Should Koreans Apologize for Cho?
A clearly anguished Reverend John J. Park publicly expressed shame and responsibility for the murderous rampage of Cho Seung-Hui. Park's expression of responsibility was much more than one man's remorse over the killings.
A dozen other Los Angeles Korean-American community leaders gathered with Park a day after Cho's killing spree to anguish over the violence. Some Korean-Americans vehemently protested that they bore no collective responsibility for Cho, and that they should not be required to say or do anything that indicated they did.
A too vocal public expression of regret, not to mention an apology, could send the damaging message that somehow Koreans shared in Cho's guilt. If the shooter had been a white man, as most mass killers in America still are, no one would dare suggest that all whites bear blame for his deed and express regret for it. They are right and wrong.
The notion that Koreans, whether citizens or immigrants, should bear collective guilt let alone responsibility for Cho's horrendous act is sheer nonsense. The demand that an entire group apologize and atone for the malicious act, even a mass atrocity, committed by one individual rests on shaky legal ground and even shakier moral ground.
Yet the precedent that governments and even individuals apologize for illegal and immoral acts committed by one person is well established in public policy and recent history. There's the German government's apology for the Holocaust. The U.S. government apologized to Japanese-Americans for World War II internment, and for the four decade long Tuskegee experiment in which African-American men in Alabama were deliberately denied treatment by the U.S. Health Department for syphilis.
The same rule of apology applies to individuals that harm a group with their words or a deed. In the week before Cho's rampage, shock jock Don Imus apologized to the Rutgers Women's basketball team for his racially and gender demeaning slur. Though the women were the direct target of Imus's bile, African-Americans felt the sting of it, and thus Imus's racially loaded quip was deemed to have harmed an entire group.
Next Durham, North Carolina District Attorney Mike Nifong apologized to three Duke University Lacrosse players charged with a bogus rape. The fact that the three players were white, and the alleged victim was black deemed that his ill-served prosecution was as much racially as legally motivated.
A day before Nifong's mea culpa, the North Carolina General Assembly issued an official apology for slavery in North Carolina. The clear difference in each case was that these were readily culpable acts by an individual or government against a victimized group, and the harm done was or appeared to be based on race and gender.
Cho's act is far different. He did not target a group for death or ridicule because of their race or nationality. But the Koreans that apologized feared that his race and nationality made them a potential target for vilification.

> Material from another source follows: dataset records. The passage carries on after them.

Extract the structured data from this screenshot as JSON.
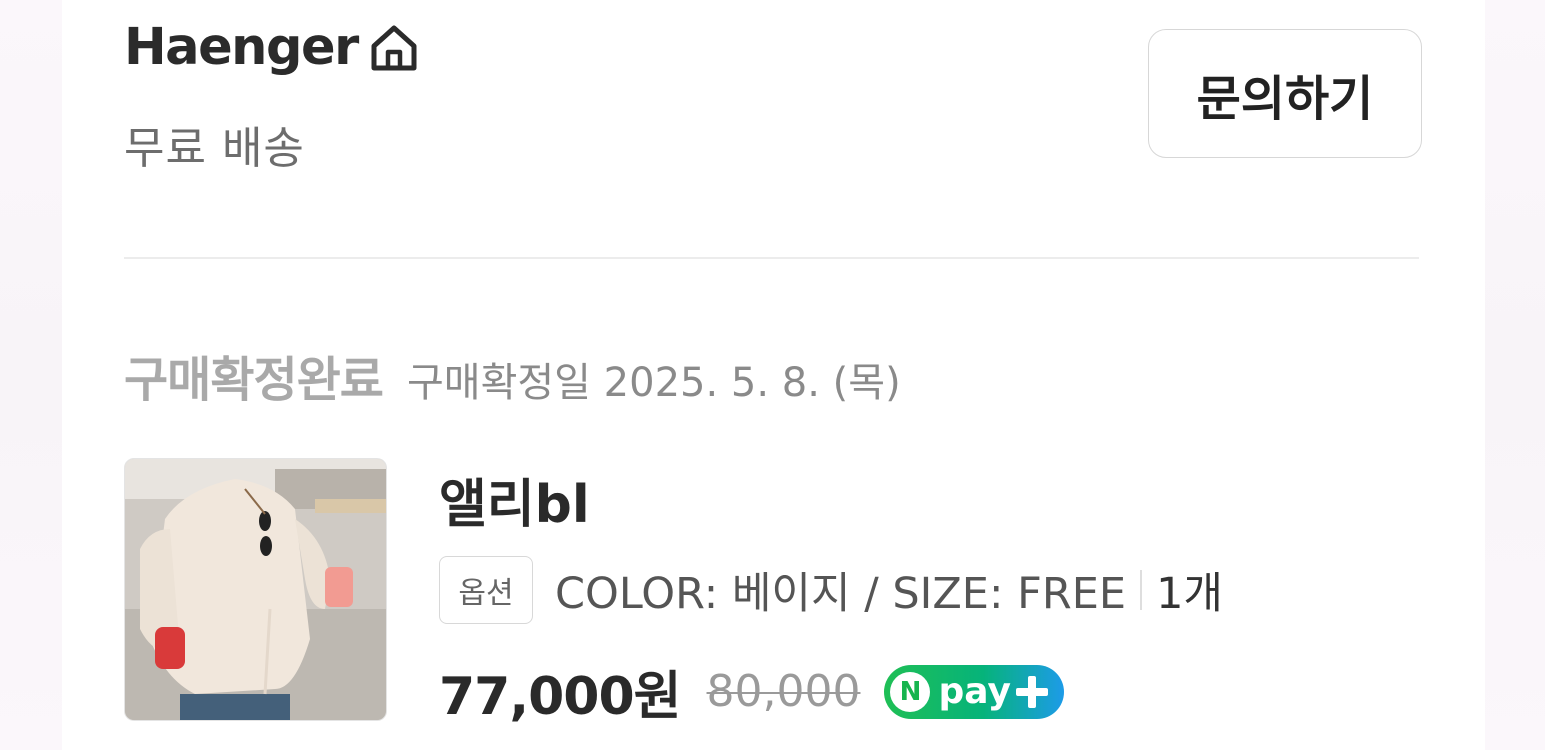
{
  "store": {
    "name": "Haenger",
    "shipping": "무료 배송",
    "inquiry_label": "문의하기"
  },
  "order": {
    "status": "구매확정완료",
    "confirm_date": "구매확정일 2025. 5. 8. (목)"
  },
  "product": {
    "name": "앨리bl",
    "option_badge": "옵션",
    "option_text": "COLOR: 베이지 / SIZE: FREE",
    "quantity": "1개",
    "price": "77,000원",
    "original_price": "80,000",
    "pay_badge": {
      "n": "N",
      "text": "pay",
      "colors": [
        "#1fbf55",
        "#1d9be8"
      ]
    }
  },
  "icons": {
    "home": "home-icon",
    "plus": "plus-icon"
  }
}
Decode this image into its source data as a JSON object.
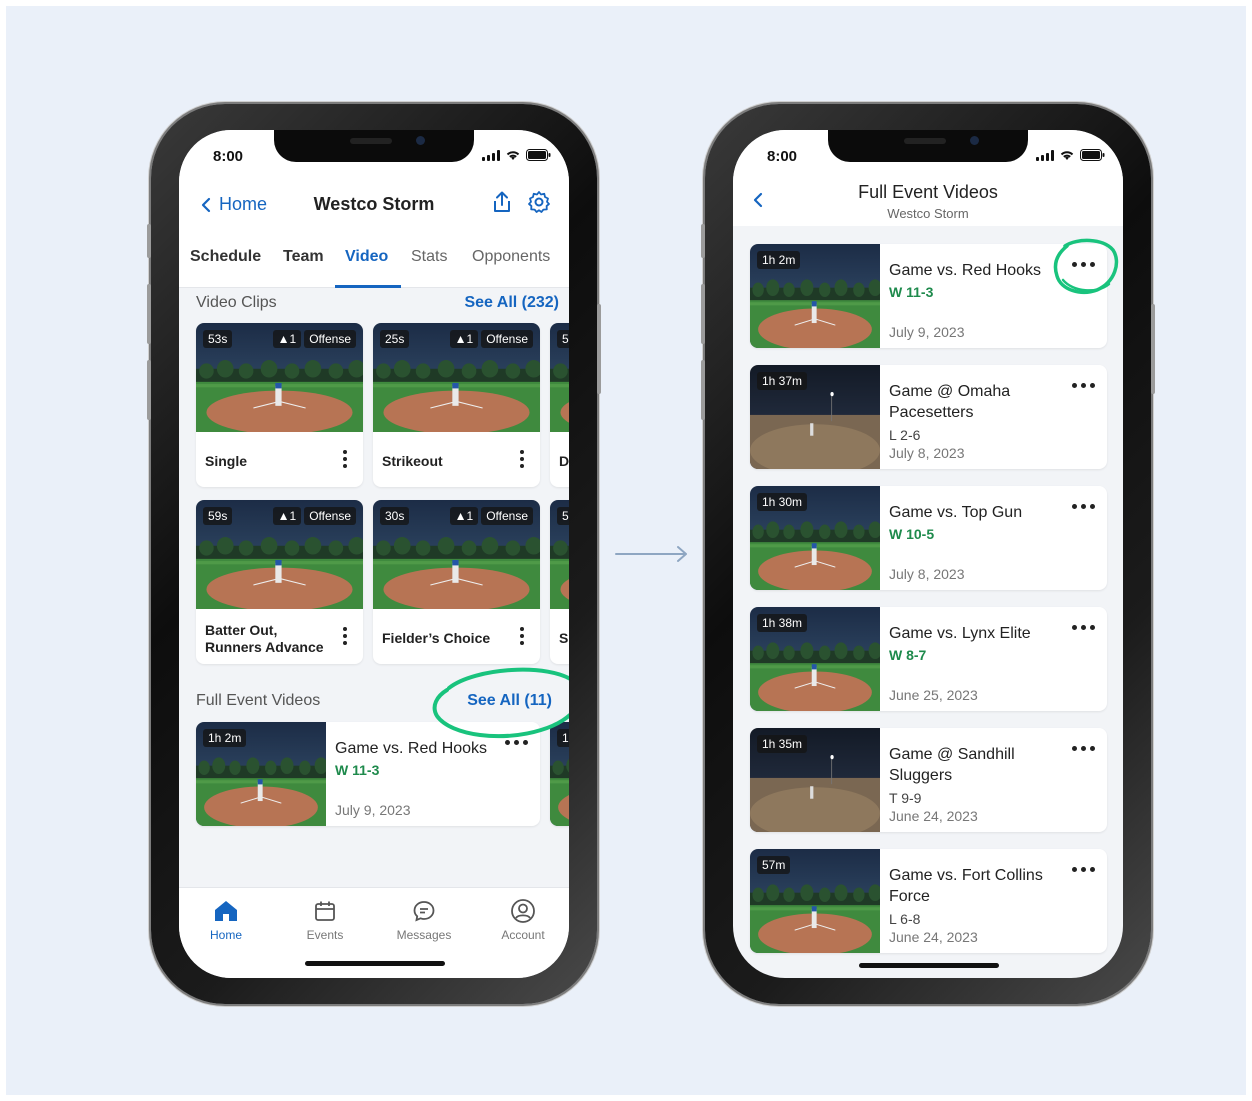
{
  "left": {
    "status": {
      "time": "8:00"
    },
    "header": {
      "back_label": "Home",
      "title": "Westco Storm"
    },
    "tabs": [
      {
        "label": "Schedule",
        "active": false
      },
      {
        "label": "Team",
        "active": false
      },
      {
        "label": "Video",
        "active": true
      },
      {
        "label": "Stats",
        "active": false
      },
      {
        "label": "Opponents",
        "active": false
      }
    ],
    "clips_section": {
      "title": "Video Clips",
      "see_all": "See All (232)"
    },
    "clips": [
      {
        "duration": "53s",
        "count": "▲1",
        "tag": "Offense",
        "label": "Single"
      },
      {
        "duration": "25s",
        "count": "▲1",
        "tag": "Offense",
        "label": "Strikeout"
      },
      {
        "duration": "5",
        "label": "D"
      },
      {
        "duration": "59s",
        "count": "▲1",
        "tag": "Offense",
        "label": "Batter Out,\nRunners Advance"
      },
      {
        "duration": "30s",
        "count": "▲1",
        "tag": "Offense",
        "label": "Fielder’s Choice"
      },
      {
        "duration": "5",
        "label": "Si"
      }
    ],
    "events_section": {
      "title": "Full Event Videos",
      "see_all": "See All (11)"
    },
    "event": {
      "duration": "1h 2m",
      "title": "Game vs. Red Hooks",
      "result": "W 11-3",
      "date": "July 9, 2023"
    },
    "event_peek": {
      "duration": "1"
    },
    "tabbar": [
      {
        "label": "Home",
        "icon": "home-icon",
        "active": true
      },
      {
        "label": "Events",
        "icon": "calendar-icon",
        "active": false
      },
      {
        "label": "Messages",
        "icon": "chat-icon",
        "active": false
      },
      {
        "label": "Account",
        "icon": "account-icon",
        "active": false
      }
    ]
  },
  "right": {
    "status": {
      "time": "8:00"
    },
    "header": {
      "title": "Full Event Videos",
      "subtitle": "Westco Storm"
    },
    "events": [
      {
        "duration": "1h 2m",
        "title": "Game vs. Red Hooks",
        "result": "W 11-3",
        "date": "July 9, 2023"
      },
      {
        "duration": "1h 37m",
        "title": "Game @ Omaha\nPacesetters",
        "result": "L 2-6",
        "date": "July 8, 2023"
      },
      {
        "duration": "1h 30m",
        "title": "Game vs. Top Gun",
        "result": "W 10-5",
        "date": "July 8, 2023"
      },
      {
        "duration": "1h 38m",
        "title": "Game vs. Lynx Elite",
        "result": "W 8-7",
        "date": "June 25, 2023"
      },
      {
        "duration": "1h 35m",
        "title": "Game @ Sandhill\nSluggers",
        "result": "T 9-9",
        "date": "June 24, 2023"
      },
      {
        "duration": "57m",
        "title": "Game vs. Fort Collins\nForce",
        "result": "L 6-8",
        "date": "June 24, 2023"
      }
    ]
  },
  "colors": {
    "accent": "#1565c0",
    "win": "#1e8a4c",
    "highlight": "#19c37d"
  }
}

This is the exact reverse of why apologies for harm to a group are made. There's another difference. When governments offer official apologies and an individual offers their personal apology to a group, in the case of the government financial compensation or restitution is made to the victims or their survivors.
In the case of individuals they often pay by being dumped from their job (Imus) or are hit with a lawsuit. It may be the case with Nifong. Or there is some hit on their career. That was true with comedian Michael Richards.
That can't and won't be the case with Koreans and Cho. There was no public demand for them to express regret for him. Their expression of regret was in part a humane gesture, and in part a reflexive reaction to their fear and worry that they would be collectively blamed for Cho's towering crime.
The initial description from eyewitnesses that the shooter was an Asian man before he was actually identified sent tremors through many Asians. When Cho was eventually identified as a Korean national, that's when some Korean-Americans hit the panic switch. They know the long and vicious history of stereotyping and negative typecasting of Asians.
Korean immigrants are still in the precarious position in American society and struggle to adjust to customs, culture and life in American society, as well as getting mainstream acceptance. There's also the strain of Korean-American relations. The massive U.S. and world pound on North Korea for its crude nuclear saber rattling has tossed more negative attention on Koreans. This further stirs the feeling among some Korean-Americans that a public regret had to be made.
Even though, a group expression of regret stretched the boundary way past what is appropriate or even needed when an individual commits a monstrous crime, it ultimately served a noble purpose. It showed that Koreans as all other Americans felt the intense pain and suffering that Cho wreaked on innocents at Virginia Tech. Their regret said that the victim's suffering was their suffering too.